TUESDAY, Jan. 7, 2020 (HealthDay News) — Use of decision aids developed for shared decision-making does not appear to reduce the odds of hip and knee arthroplasty in patients with osteoarthritis, according to a study published in the January issue of Health Affairs.
Vanessa B. Hurley, Ph.D., from Georgetown University School of Nursing and Health Studies in Washington, D.C., and colleagues analyzed data for 2012 to 2015 for patients within the 10 High Value Healthcare Collaborative member systems who were exposed to condition-specific decision aids within the context of consultations for hip and knee osteoarthritis. The aids, which included paper, video, and web-based tools, are intended to support shared decision-making.

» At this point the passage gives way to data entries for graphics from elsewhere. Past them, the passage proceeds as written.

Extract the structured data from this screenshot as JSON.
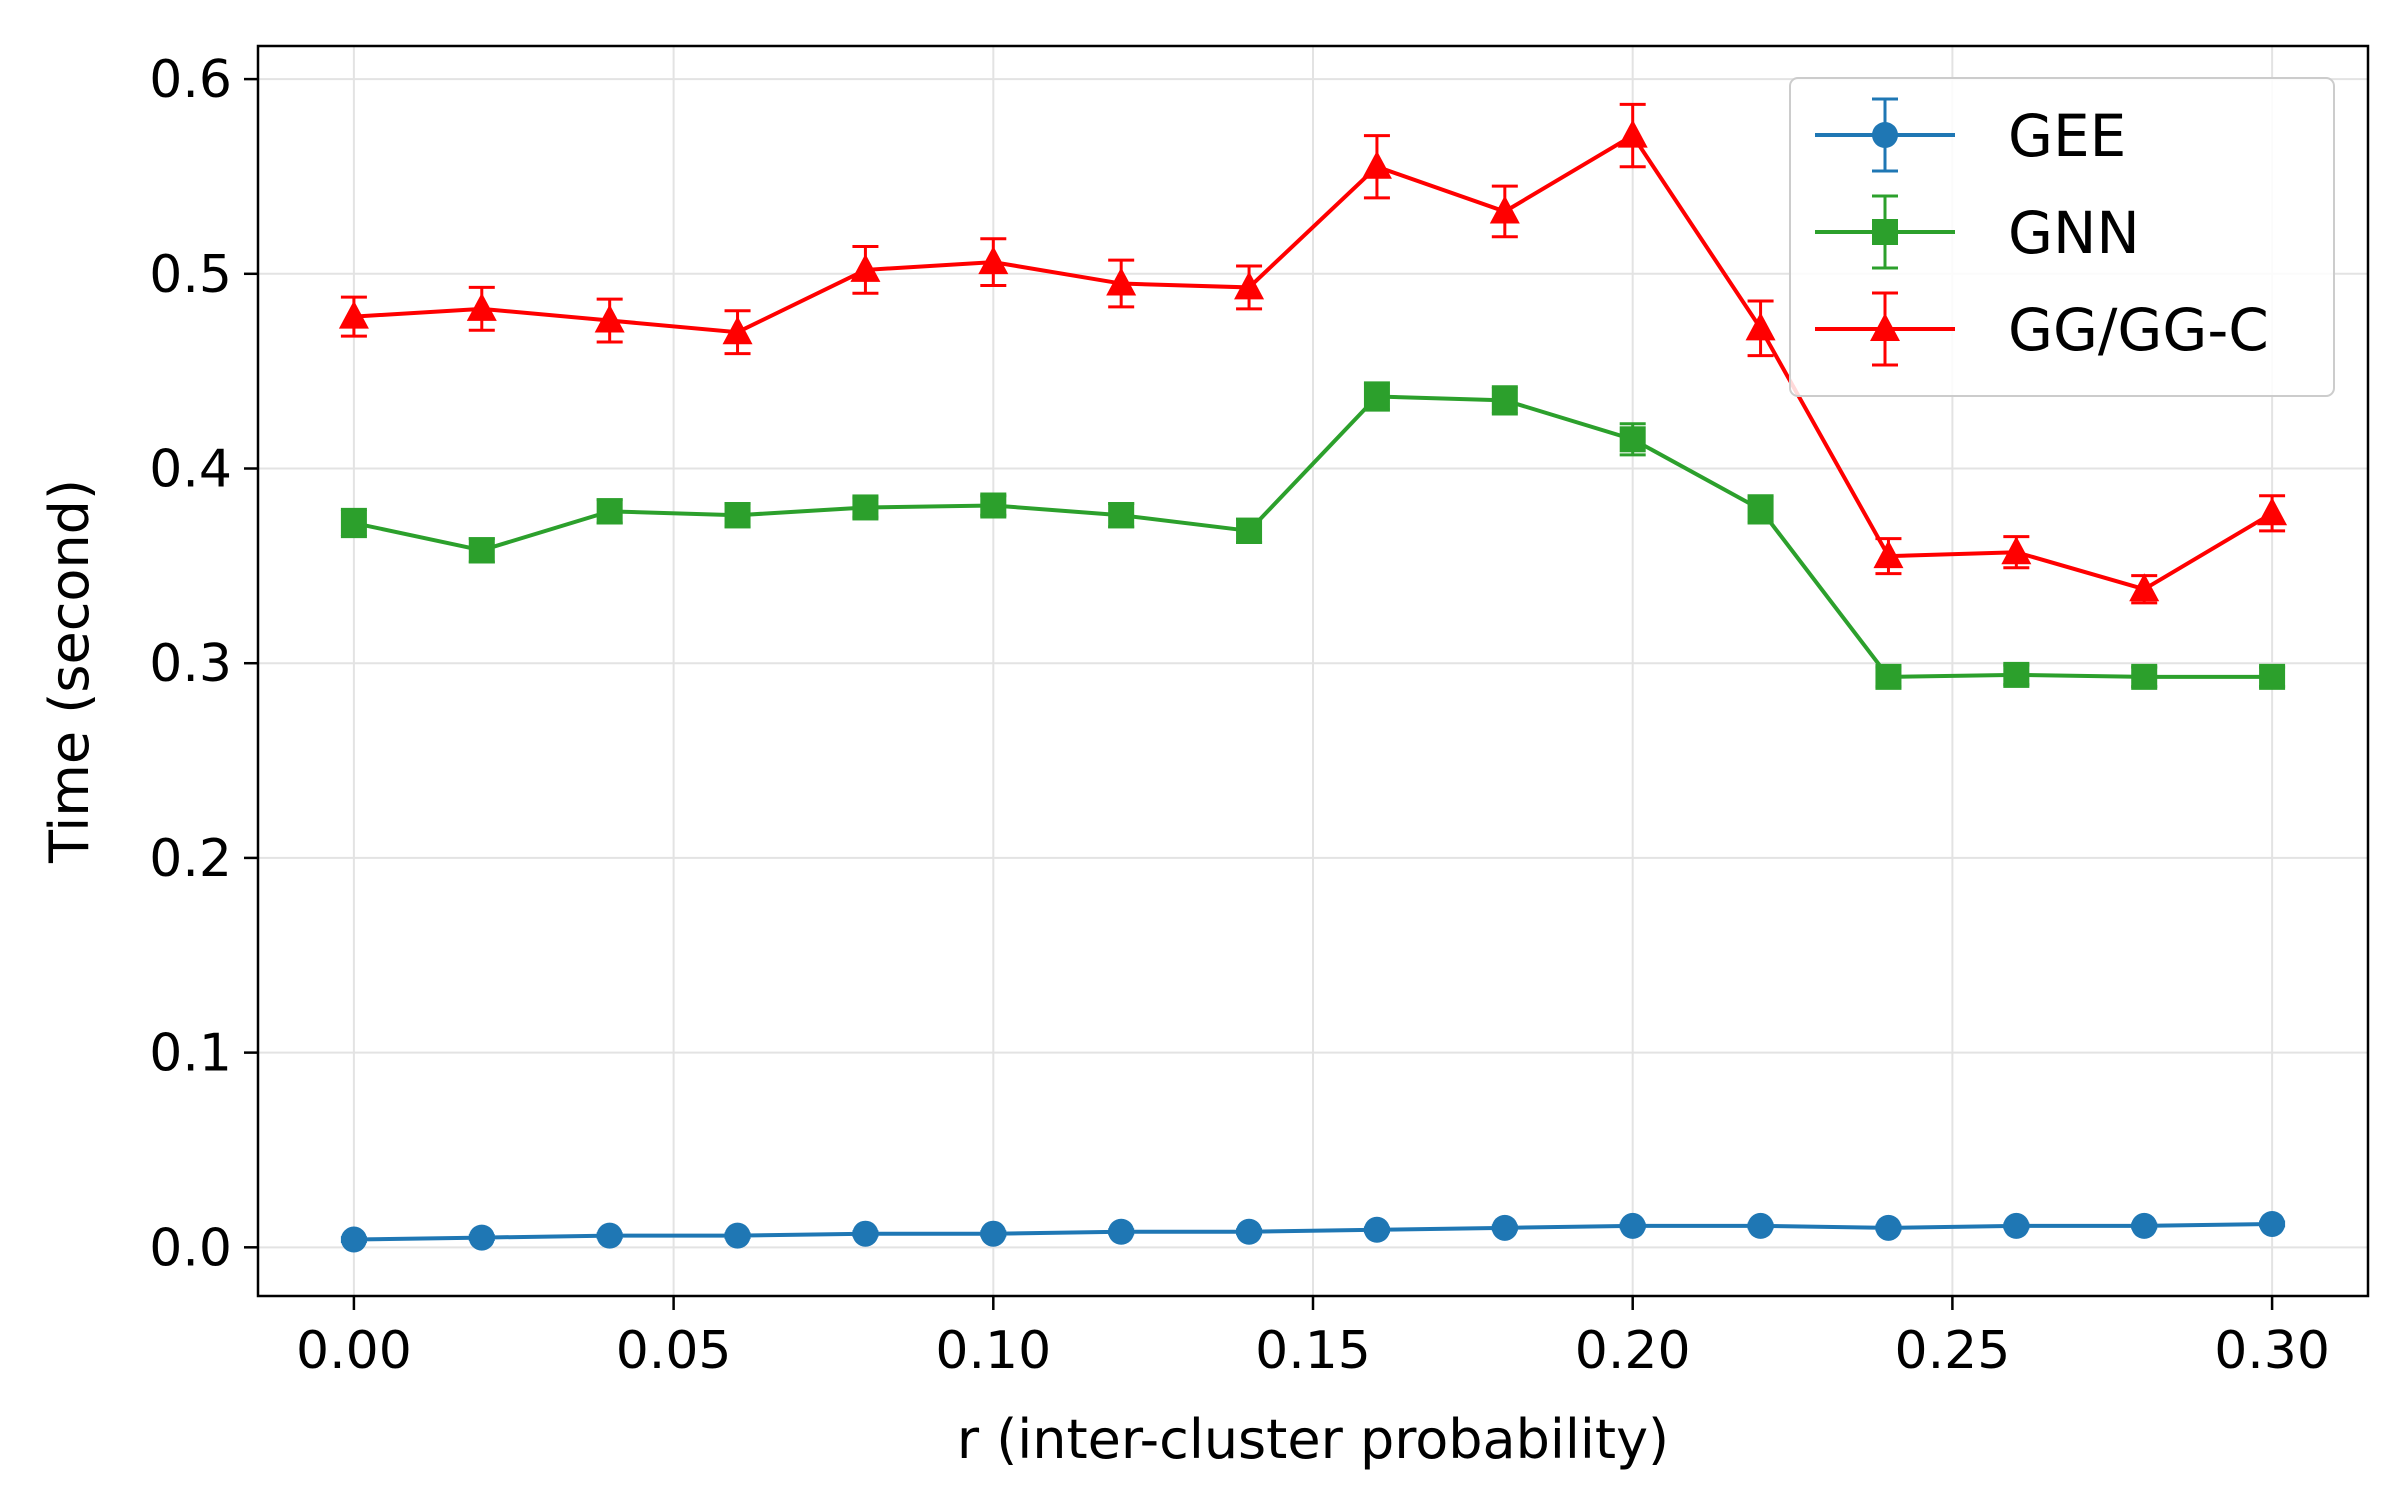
{
  "chart_data": {
    "type": "line",
    "title": "",
    "xlabel": "r (inter-cluster probability)",
    "ylabel": "Time (second)",
    "xlim": [
      -0.015,
      0.315
    ],
    "ylim": [
      -0.025,
      0.617
    ],
    "xticks": [
      0.0,
      0.05,
      0.1,
      0.15,
      0.2,
      0.25,
      0.3
    ],
    "xtick_labels": [
      "0.00",
      "0.05",
      "0.10",
      "0.15",
      "0.20",
      "0.25",
      "0.30"
    ],
    "yticks": [
      0.0,
      0.1,
      0.2,
      0.3,
      0.4,
      0.5,
      0.6
    ],
    "ytick_labels": [
      "0.0",
      "0.1",
      "0.2",
      "0.3",
      "0.4",
      "0.5",
      "0.6"
    ],
    "grid": true,
    "legend_position": "top-right",
    "x": [
      0.0,
      0.02,
      0.04,
      0.06,
      0.08,
      0.1,
      0.12,
      0.14,
      0.16,
      0.18,
      0.2,
      0.22,
      0.24,
      0.26,
      0.28,
      0.3
    ],
    "series": [
      {
        "name": "GEE",
        "color": "#1f77b4",
        "marker": "circle",
        "values": [
          0.004,
          0.005,
          0.006,
          0.006,
          0.007,
          0.007,
          0.008,
          0.008,
          0.009,
          0.01,
          0.011,
          0.011,
          0.01,
          0.011,
          0.011,
          0.012
        ],
        "errors": [
          0.001,
          0.001,
          0.001,
          0.001,
          0.001,
          0.001,
          0.001,
          0.001,
          0.001,
          0.001,
          0.001,
          0.001,
          0.001,
          0.001,
          0.001,
          0.001
        ]
      },
      {
        "name": "GNN",
        "color": "#2ca02c",
        "marker": "square",
        "values": [
          0.372,
          0.358,
          0.378,
          0.376,
          0.38,
          0.381,
          0.376,
          0.368,
          0.437,
          0.435,
          0.415,
          0.379,
          0.293,
          0.294,
          0.293,
          0.293
        ],
        "errors": [
          0.007,
          0.006,
          0.006,
          0.006,
          0.005,
          0.005,
          0.006,
          0.006,
          0.007,
          0.007,
          0.008,
          0.007,
          0.005,
          0.005,
          0.005,
          0.005
        ]
      },
      {
        "name": "GG/GG-C",
        "color": "#ff0000",
        "marker": "triangle",
        "values": [
          0.478,
          0.482,
          0.476,
          0.47,
          0.502,
          0.506,
          0.495,
          0.493,
          0.555,
          0.532,
          0.571,
          0.472,
          0.355,
          0.357,
          0.338,
          0.377
        ],
        "errors": [
          0.01,
          0.011,
          0.011,
          0.011,
          0.012,
          0.012,
          0.012,
          0.011,
          0.016,
          0.013,
          0.016,
          0.014,
          0.009,
          0.008,
          0.007,
          0.009
        ]
      }
    ]
  }
}
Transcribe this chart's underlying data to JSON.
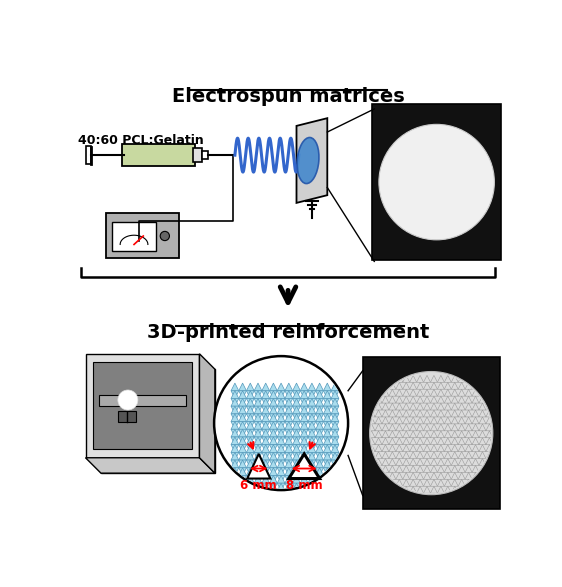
{
  "title_top": "Electrospun matrices",
  "title_bottom": "3D-printed reinforcement",
  "label_pcl": "40:60 PCL:Gelatin",
  "label_6mm": "6 mm",
  "label_8mm": "8 mm",
  "bg_color": "#ffffff",
  "syringe_color": "#c8d9a0",
  "coil_color": "#3366cc",
  "collector_color": "#d0d0d0",
  "ellipse_color": "#4488cc",
  "mesh_color": "#aaddee",
  "arrow_color": "#cc0000",
  "photo_bg": "#111111"
}
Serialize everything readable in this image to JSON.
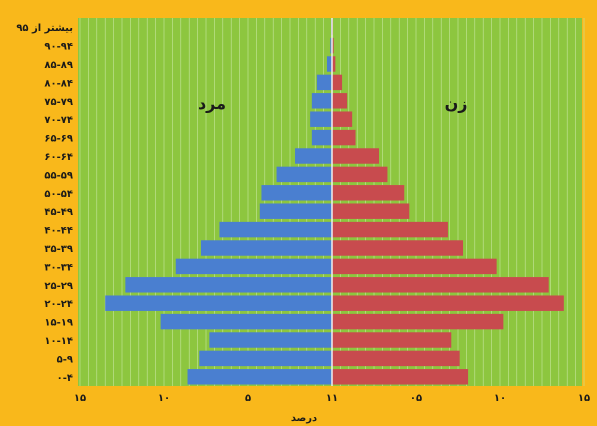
{
  "chart_data": {
    "type": "bar",
    "orientation": "horizontal-population-pyramid",
    "categories": [
      "۰-۴",
      "۵-۹",
      "۱۰-۱۴",
      "۱۵-۱۹",
      "۲۰-۲۴",
      "۲۵-۲۹",
      "۳۰-۳۴",
      "۳۵-۳۹",
      "۴۰-۴۴",
      "۴۵-۴۹",
      "۵۰-۵۴",
      "۵۵-۵۹",
      "۶۰-۶۴",
      "۶۵-۶۹",
      "۷۰-۷۴",
      "۷۵-۷۹",
      "۸۰-۸۴",
      "۸۵-۸۹",
      "۹۰-۹۴",
      "بیشتر از ۹۵"
    ],
    "series": [
      {
        "name": "مرد",
        "color": "#4a7fd0",
        "values": [
          8.6,
          7.9,
          7.3,
          10.2,
          13.5,
          12.3,
          9.3,
          7.8,
          6.7,
          4.3,
          4.2,
          3.3,
          2.2,
          1.2,
          1.3,
          1.2,
          0.9,
          0.3,
          0.1,
          0.05
        ]
      },
      {
        "name": "زن",
        "color": "#c84b4e",
        "values": [
          8.1,
          7.6,
          7.1,
          10.2,
          13.8,
          12.9,
          9.8,
          7.8,
          6.9,
          4.6,
          4.3,
          3.3,
          2.8,
          1.4,
          1.2,
          0.9,
          0.6,
          0.2,
          0.1,
          0.05
        ]
      }
    ],
    "x_tick_labels": [
      "۱۵",
      "۱۰",
      "۵",
      "۱۱",
      "۰۵",
      "۱۰",
      "۱۵"
    ],
    "xlim": [
      -15,
      15
    ],
    "xlabel": "درصد",
    "grid": true,
    "male_label": "مرد",
    "female_label": "زن",
    "colors": {
      "background": "#f9b81b",
      "plot": "#8dc63f",
      "grid": "#c8e6a0",
      "axis": "#f0f0f0"
    }
  }
}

The researchers found that patients exposed to decision aids had increased odds of undergoing hip surgery and knee surgery compared with unexposed patients (odds ratios, 2.59 and 1.77, respectively, for undergoing arthroplasty six months after a consultation relative to the control group in optimal propensity score-matched models). Patient characteristics associated with the likelihood of knee arthroplasty included diabetes (odds ratio, 0.84) and depression (odds ratio, 1.54). Compared with non-Hispanic/Latino white patients, black/African-American and Hispanic Latino patients had reduced odds of knee arthroplasty (odds ratios, 0.48 and 0.60, respectively) and hip arthroplasty (odds ratios, 0.40 and 0.26, respectively).
“Health care systems that adopt decision aids developed for use in shared decision making and used in conjunction with hip and knee osteoarthritis consultations should not expect reduced surgical utilization,” the authors write.